Joe Morris, a 79-year-old retiree and trial participant, said applying for the vaccine trial was an easy decision. “I’m in high-risk category. I got kids and grandkids,” he said.

Morris said, “To be honest with you, one of the most selfish things, is I wanted to start traveling again. I’m tired of staying home. I’m tired of being restricted on what I can do even around home. I don’t have that many years left to take advantage of things I could do.”

He has received both doses of the vaccine and said, so far, he has not experienced any side effects. 
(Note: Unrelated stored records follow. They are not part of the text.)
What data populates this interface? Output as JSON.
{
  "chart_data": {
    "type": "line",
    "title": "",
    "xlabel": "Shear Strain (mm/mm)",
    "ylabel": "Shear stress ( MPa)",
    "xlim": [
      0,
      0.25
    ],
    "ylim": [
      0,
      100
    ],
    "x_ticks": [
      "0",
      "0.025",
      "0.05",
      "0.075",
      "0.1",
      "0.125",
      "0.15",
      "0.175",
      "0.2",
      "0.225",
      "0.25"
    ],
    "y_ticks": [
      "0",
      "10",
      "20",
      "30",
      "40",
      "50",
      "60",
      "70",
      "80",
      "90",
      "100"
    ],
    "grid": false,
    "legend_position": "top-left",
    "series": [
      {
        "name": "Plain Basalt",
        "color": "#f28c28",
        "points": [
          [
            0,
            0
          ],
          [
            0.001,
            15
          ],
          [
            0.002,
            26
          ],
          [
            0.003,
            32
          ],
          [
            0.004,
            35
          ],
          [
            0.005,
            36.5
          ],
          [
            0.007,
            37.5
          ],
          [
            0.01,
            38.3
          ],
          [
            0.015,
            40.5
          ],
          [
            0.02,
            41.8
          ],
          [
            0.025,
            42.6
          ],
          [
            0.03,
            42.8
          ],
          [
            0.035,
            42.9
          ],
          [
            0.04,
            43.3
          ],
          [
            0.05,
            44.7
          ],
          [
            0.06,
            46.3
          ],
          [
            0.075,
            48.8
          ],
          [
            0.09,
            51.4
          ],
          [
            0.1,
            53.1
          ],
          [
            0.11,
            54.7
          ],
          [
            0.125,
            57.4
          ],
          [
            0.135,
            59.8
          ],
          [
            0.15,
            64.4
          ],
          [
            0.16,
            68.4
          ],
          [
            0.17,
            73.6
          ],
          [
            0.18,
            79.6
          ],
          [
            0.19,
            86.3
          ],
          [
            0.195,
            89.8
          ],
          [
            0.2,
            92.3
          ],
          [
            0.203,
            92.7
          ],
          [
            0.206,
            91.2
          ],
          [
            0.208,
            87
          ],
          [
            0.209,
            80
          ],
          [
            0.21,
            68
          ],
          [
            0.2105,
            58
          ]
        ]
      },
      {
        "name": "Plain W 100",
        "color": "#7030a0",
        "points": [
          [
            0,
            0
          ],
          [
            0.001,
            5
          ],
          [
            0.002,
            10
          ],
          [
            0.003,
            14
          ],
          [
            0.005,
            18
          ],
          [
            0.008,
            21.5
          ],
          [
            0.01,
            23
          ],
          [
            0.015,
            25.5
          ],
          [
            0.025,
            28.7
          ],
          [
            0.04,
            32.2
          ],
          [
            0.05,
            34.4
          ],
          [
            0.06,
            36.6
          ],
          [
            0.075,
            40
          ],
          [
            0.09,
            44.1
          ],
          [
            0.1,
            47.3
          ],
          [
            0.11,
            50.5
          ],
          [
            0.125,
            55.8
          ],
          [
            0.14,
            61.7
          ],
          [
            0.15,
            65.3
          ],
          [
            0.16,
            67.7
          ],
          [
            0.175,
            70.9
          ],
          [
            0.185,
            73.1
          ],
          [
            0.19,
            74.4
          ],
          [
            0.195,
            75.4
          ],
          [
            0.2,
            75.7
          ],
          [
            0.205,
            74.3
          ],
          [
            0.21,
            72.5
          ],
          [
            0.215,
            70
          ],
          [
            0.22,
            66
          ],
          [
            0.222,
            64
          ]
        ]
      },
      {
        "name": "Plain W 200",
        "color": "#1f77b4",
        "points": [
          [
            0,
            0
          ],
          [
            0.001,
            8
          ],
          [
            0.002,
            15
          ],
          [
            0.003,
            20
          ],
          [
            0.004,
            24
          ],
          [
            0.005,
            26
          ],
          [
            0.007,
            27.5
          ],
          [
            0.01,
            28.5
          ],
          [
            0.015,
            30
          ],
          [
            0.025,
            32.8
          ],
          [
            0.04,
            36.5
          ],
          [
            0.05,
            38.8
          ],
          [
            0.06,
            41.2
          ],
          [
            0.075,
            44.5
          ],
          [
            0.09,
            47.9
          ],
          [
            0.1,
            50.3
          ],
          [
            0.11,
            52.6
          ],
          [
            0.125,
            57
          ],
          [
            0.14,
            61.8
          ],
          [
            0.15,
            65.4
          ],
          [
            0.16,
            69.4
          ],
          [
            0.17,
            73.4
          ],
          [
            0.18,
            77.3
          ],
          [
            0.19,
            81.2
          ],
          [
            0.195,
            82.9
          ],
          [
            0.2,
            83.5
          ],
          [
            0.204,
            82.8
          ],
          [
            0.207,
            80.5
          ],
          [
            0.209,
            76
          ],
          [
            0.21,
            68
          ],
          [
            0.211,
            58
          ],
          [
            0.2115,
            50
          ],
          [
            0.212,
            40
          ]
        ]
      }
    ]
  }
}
“I’ve actually had no reactions to anything. No redness, no headaches, no temperature, anything. Matter of fact, it was even less than getting a flu shot,” said Morris.

In the study, two-thirds of participants will receive the AstraZeneca vaccine, while the remaining one-third will receive a saline shot as the placebo. Neither participants nor the researchers know who is getting the vaccine and who is getting the placebo.

Morris said if he received the placebo and not the vaccine, he is looking forward to being one of the first in line after to get his vaccination.

“You know, it’s just like getting a measles shot or getting a polio shot,” said Morris. “You have to do it to protect yourself and others.”

Participants will attend follow-up visits for two years and will be compensated for their time.

In November, the IU School of Medicine said results from early-stage trials show a strong immune response, producing both T cells and antibodies, which can find and attack virus cells.

According to AstraZeneca, average efficacy of its COVID-19 vaccine, based on a pooled analysis, is 70 percent, compared to that of Moderna and Pfizer’s vaccines, which both show around a 95-percent efficacy rate.

“If the only vaccine I could get was the AstraZeneca vaccine, I would get the AstraZeneca vaccine without hesitation,” said Zimet.

“The analogy I use for that is if you’re on an airplane and you have to jump because it’s going to crash and there’s one parachute, it’s damaged, so there’s a 30 percent chance it’s gonna work, do you jump without the parachute or with the parachute? I’ll take my chance with the parachute because it’s a 30 percent chance, it’s gonna protect me. No parachute is zero,” he said.